C’est quand j’ai entendu cette voix dans ma tête que j’ai commencé à comprendre. Je n’avais pas besoin d’être une petite fille pour grandir. Les grandes personnes aussi en ont le droit.

L’OMBRE ET LA LUMIÈRE

Devant c’était le noir, mais derrière était le désespoir, alors j’ai choisi. La lumière n’a-t-elle pas surgi du néant ?

• Quand tu te réveilles en sursaut le matin ou au milieu de la nuit, et que tu ne sais pas CE QUE TU ES, DE QUELLE SUBSTANCE TU ES FAIT. La seule chose que tu ressens dans ton corps, c’est un vide noir sans fond et sans contours. Et pour ne pas sombrer dans la terreur, tu t’obliges à te mobiliser en urgence pour retrouver une parcelle de souvenir à laquelle te raccrocher.

C’est une manifestation de ce qu’on appelle la dépersonnalisation.

• Quand tu vois le monde autour de toi et que tu ne comprends pas CE QUE C’EST, CE QUI S’Y PASSE, COMMENT ÇA FONCTIONNE. Que tu as l’impression d’en être séparé par un mur infranchissable derrière lequel tu te sens prisonnier. Et que dans tous les cas, tu n’en fais partie.

Ce peut être ce qu’on ressent dans la déréalisation.

…….

L’impression de dépersonnalisation/déréalisation est fréquente et peut apparaître à la suite d’un stress intense ou d’une prise de drogue par exemple. Elle est alors transitoire.

Elle est considérée comme un trouble quand elle survient spontanément, ou quand elle devient récurrente ou invalidante. Ce trouble concernerait 2% de la population.

Source : Trouble de dépersonnalisation/déréalisation – Troubles mentaux – Manuels MSD pour le grand public

Ce n’est donc pas une pathologie, mais peut être symptomatique d’une pathologie sous-jacente.

…….

Ce trouble, je l’ai vécu pendant des décennies sans avoir vraiment pu l’exprimer, sans doute avais-je le sentiment d’être « anormale » et que j’en avais honte quelque part. Peut-être me disais-je aussi que les autres ne comprendraient pas ce que j’avais du mal à comprendre moi-même.
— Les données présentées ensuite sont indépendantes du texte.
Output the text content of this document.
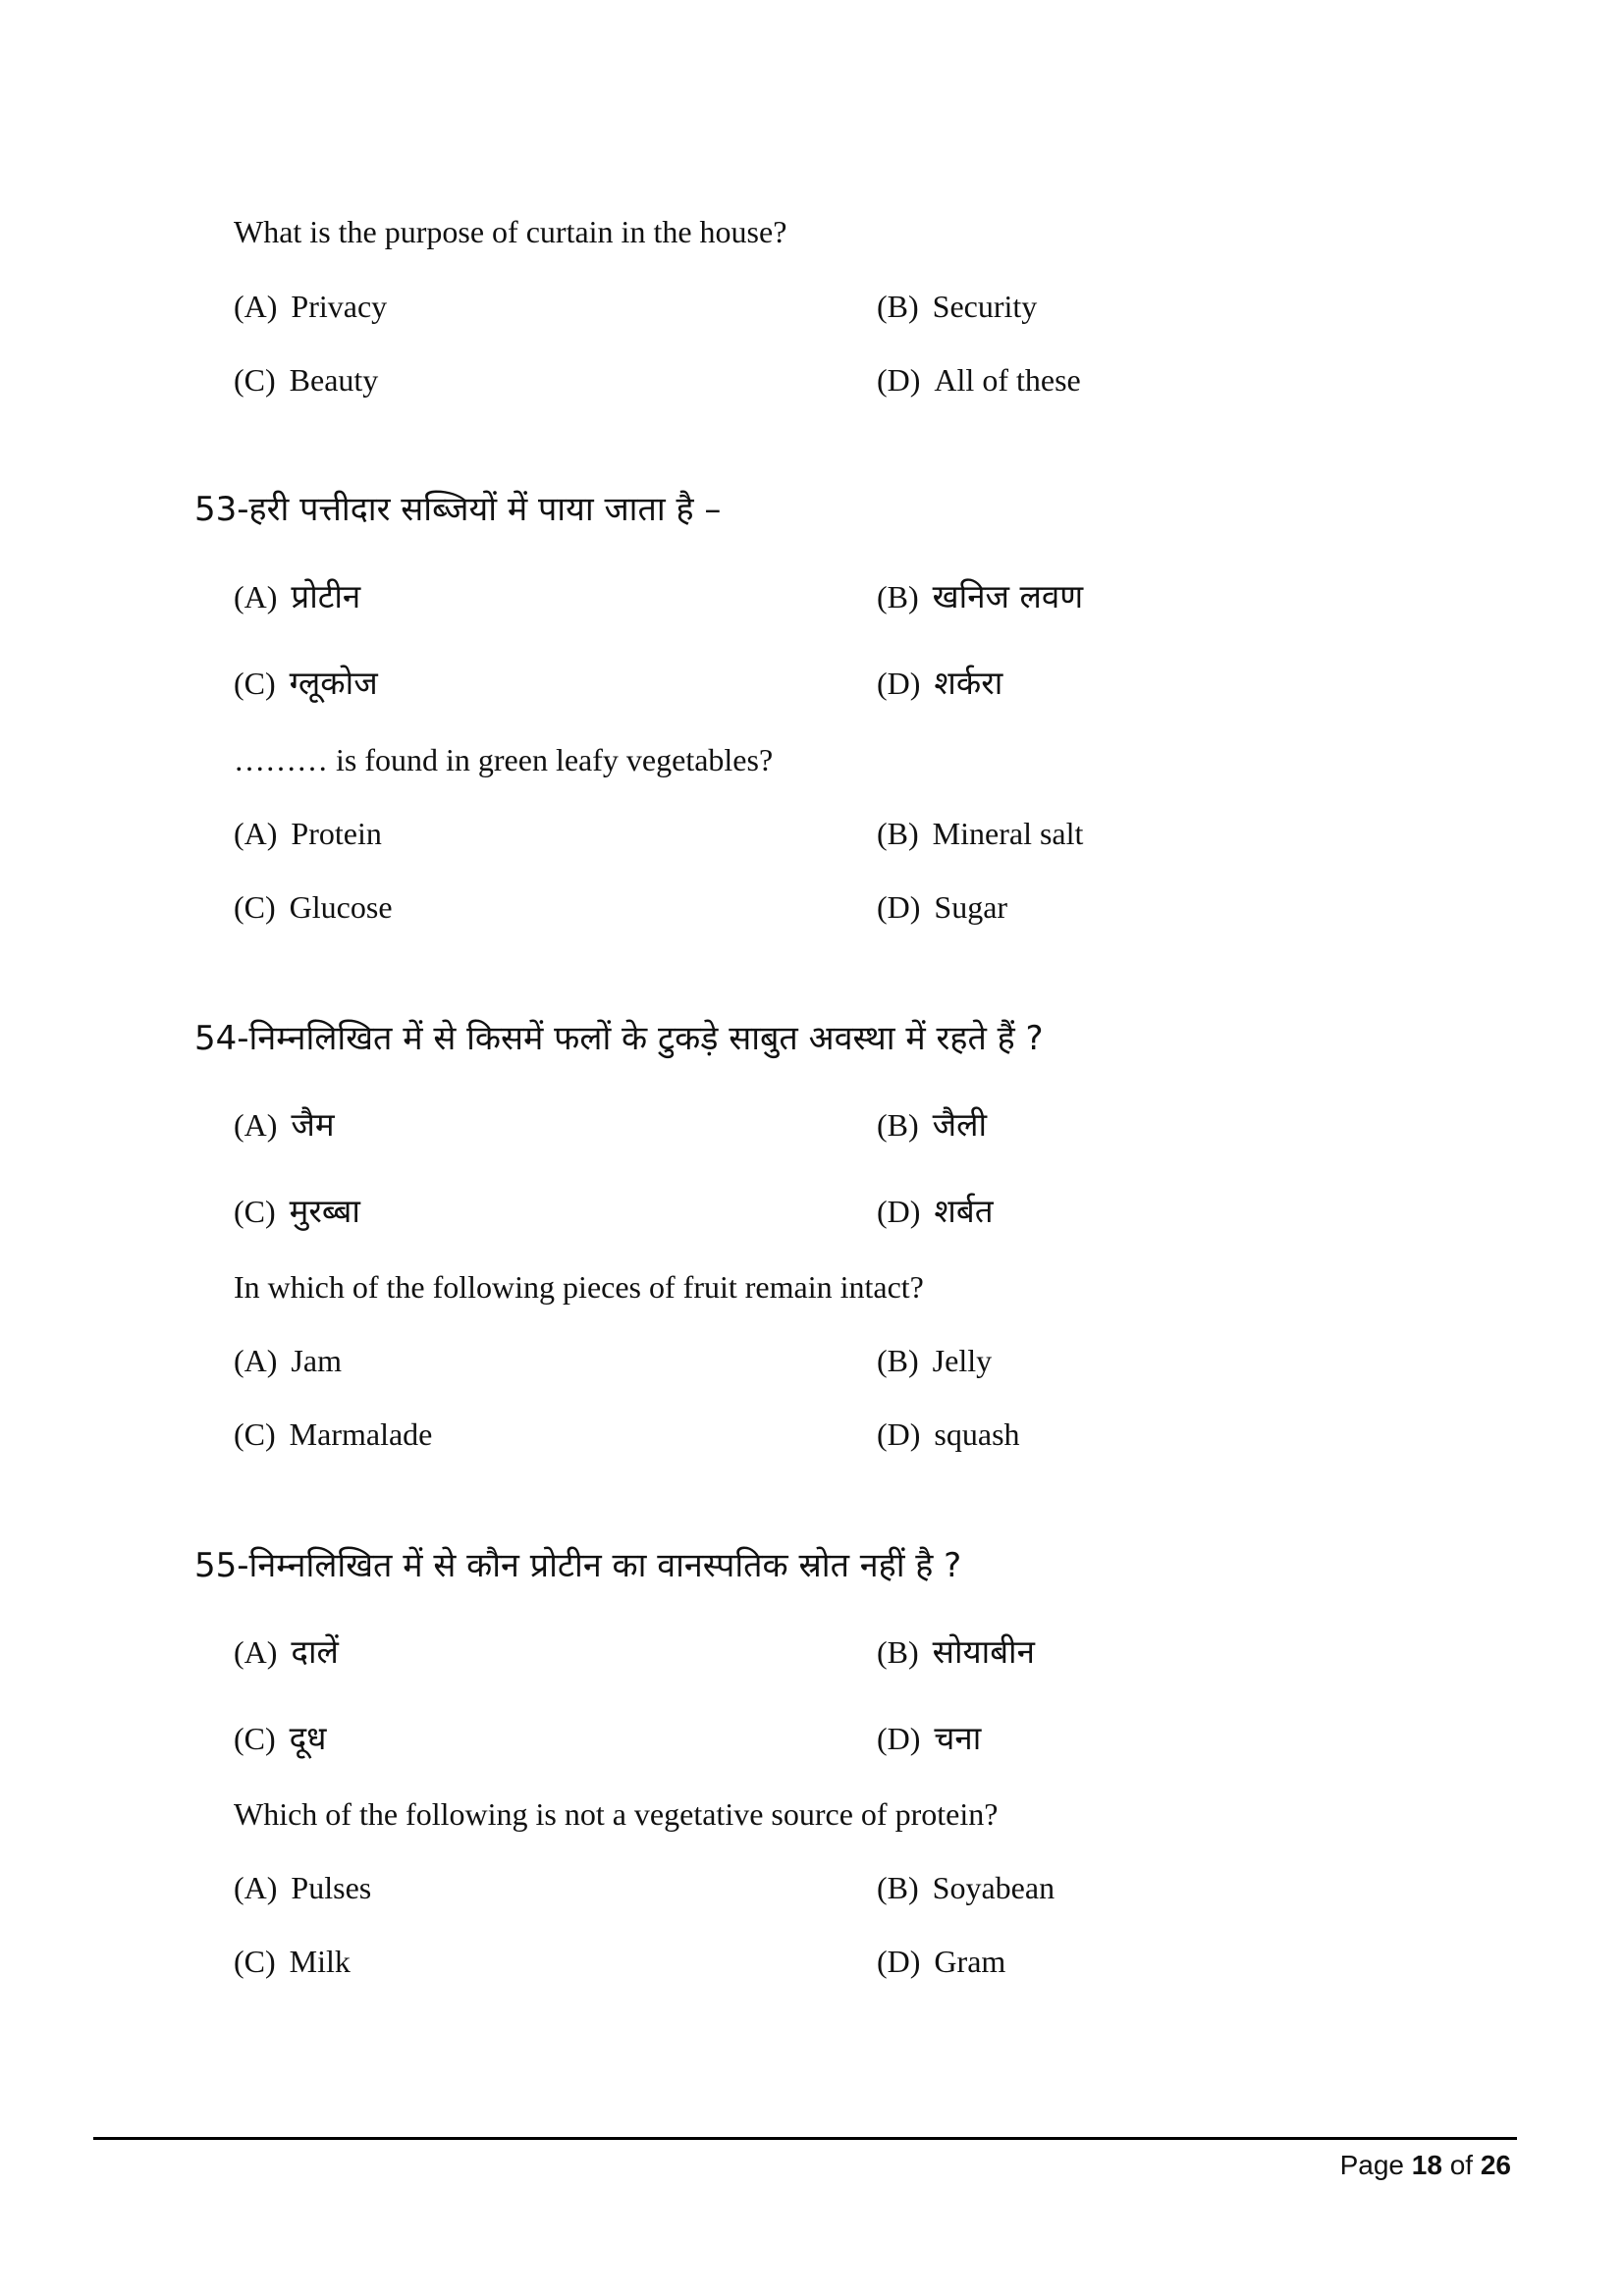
What is the purpose of curtain in the house?
(A) Privacy	(B) Security
(C) Beauty	(D) All of these
53-हरी पत्तीदार सब्जियों में पाया जाता है –
(A) प्रोटीन	(B) खनिज लवण
(C) ग्लूकोज	(D) शर्करा
……… is found in green leafy vegetables?
(A) Protein	(B) Mineral salt
(C) Glucose	(D) Sugar
54-निम्नलिखित में से किसमें फलों के टुकड़े साबुत अवस्था में रहते हैं ?
(A) जैम	(B) जैली
(C) मुरब्बा	(D) शर्बत
In which of the following pieces of fruit remain intact?
(A) Jam	(B) Jelly
(C) Marmalade	(D) squash
55-निम्नलिखित में से कौन प्रोटीन का वानस्पतिक स्रोत नहीं है ?
(A) दालें	(B) सोयाबीन
(C) दूध	(D) चना
Which of the following is not a vegetative source of protein?
(A) Pulses	(B) Soyabean
(C) Milk	(D) Gram
Page 18 of 26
Ce qui m’a sauvée de la dérive, c’est mon imagination débordante et le goût de l’écriture qui s’est révélé sur le tard.

Et très curieusement, j’ai trouvé une porte de sortie par le biais de ma maladie bipolaire. Mais seulement quand j’ai pris conscience que je pouvais participer activement à sa compréhension, et par-delà à sa résolution.

Aujourd’hui je sais que j’existe, c’est apaisant.

JE SUIS CE QUE JE VIS

Quand je danse ou quand je suis dans ma sexualité (qui est une danse aussi, la plus aboutie même), je sens mon corps animal se libérer.

Quand je pense ou quand je pense à l’autre, je m’imagine végétale, à la manière d’un arbre. Je suis convaincue que chaque être vivant, du simple fait d’exister, a sa propre contribution à apporter au monde : un fruit, une œuvre, une beauté ou une fonction particulière.

Quand je prends du recul pour observer le monde, je deviens minérale. Rien ne me touche vraiment, rien n’est bon ou mauvais en soi, c’est là c’est tout. Ce qui m’intéresse, c’est de déterminer l’utilité de ce qui se donne à voir, à entendre et à comprendre.

Et quand j’agis, c’est un petit peu un mélange de tout ça.

Je suis une personne à part entière. Parfois de mauvais poil, parfois de mauvaise foi, parfois égoïste, parfois déstabilisée, parfois triste, parfois larguée… Mais toujours contente, parce que je me sens vivante.